O MOMENTO DE DECIDIR

Enquanto o momento da morte é de luto para alguns, pode adquirir um significado de uma vida que ressurge para outros. Foi o que motivou Ecilda Nunes e Claudiomiro Rodrigues a doar os órgãos do filho, Felipe da Silva Rodrigues, de 19 anos, quando foi diagnosticada a morte encefálica.

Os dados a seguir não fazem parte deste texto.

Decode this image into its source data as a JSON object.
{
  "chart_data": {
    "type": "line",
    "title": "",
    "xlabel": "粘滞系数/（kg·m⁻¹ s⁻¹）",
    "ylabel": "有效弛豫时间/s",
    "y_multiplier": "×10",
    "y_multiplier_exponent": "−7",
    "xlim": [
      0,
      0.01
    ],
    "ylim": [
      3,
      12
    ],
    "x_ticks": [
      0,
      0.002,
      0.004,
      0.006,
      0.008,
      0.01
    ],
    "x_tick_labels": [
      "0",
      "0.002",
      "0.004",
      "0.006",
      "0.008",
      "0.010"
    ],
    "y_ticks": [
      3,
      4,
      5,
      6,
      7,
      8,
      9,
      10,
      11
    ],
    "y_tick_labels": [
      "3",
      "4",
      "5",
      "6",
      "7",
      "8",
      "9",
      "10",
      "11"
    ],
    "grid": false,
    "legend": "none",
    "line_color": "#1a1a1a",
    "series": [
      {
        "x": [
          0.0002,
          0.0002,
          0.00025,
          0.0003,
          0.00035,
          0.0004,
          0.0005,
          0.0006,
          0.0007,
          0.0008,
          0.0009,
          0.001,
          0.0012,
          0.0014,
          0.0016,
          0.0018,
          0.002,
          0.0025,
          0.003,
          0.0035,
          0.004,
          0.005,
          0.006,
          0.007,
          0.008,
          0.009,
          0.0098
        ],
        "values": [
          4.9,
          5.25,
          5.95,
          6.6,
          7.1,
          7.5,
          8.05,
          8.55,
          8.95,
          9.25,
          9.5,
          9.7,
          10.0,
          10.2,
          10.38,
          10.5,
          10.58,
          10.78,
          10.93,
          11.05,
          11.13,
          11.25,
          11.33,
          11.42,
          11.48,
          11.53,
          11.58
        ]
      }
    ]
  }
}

Felipe foi atropelado por uma motocicleta enquanto trabalhava e já chegou ao hospital em estado crítico. Foram dez dias até que viesse a confirmação da morte cerebral. Quando isso ocorreu, a família logo conversou e decidiu pela doação, como explica Ecilda:

— A gente veio para casa, junto com nossos outros dois filhos, e conversamos sobre o que fazer. Decidimos doar os órgãos dele, porque sabemos que tem muita gente que precisa. Naquele momento estávamos arrasados, mas sabíamos que aquele gesto ia ser a alegria de algumas pessoas que há tempos estavam na fila de espera.

Na própria família, Ecilda e Claudiomiro já haviam acompanhado o caso das sobrinhas, que possuíam problemas renais e precisavam de um transplante. Ambos conhecem o sofrimento causado pela espera. A doação é um ato de colocar-se no lugar do outro. Talvez esse seja um bom (e necessário) exercício a se fazer.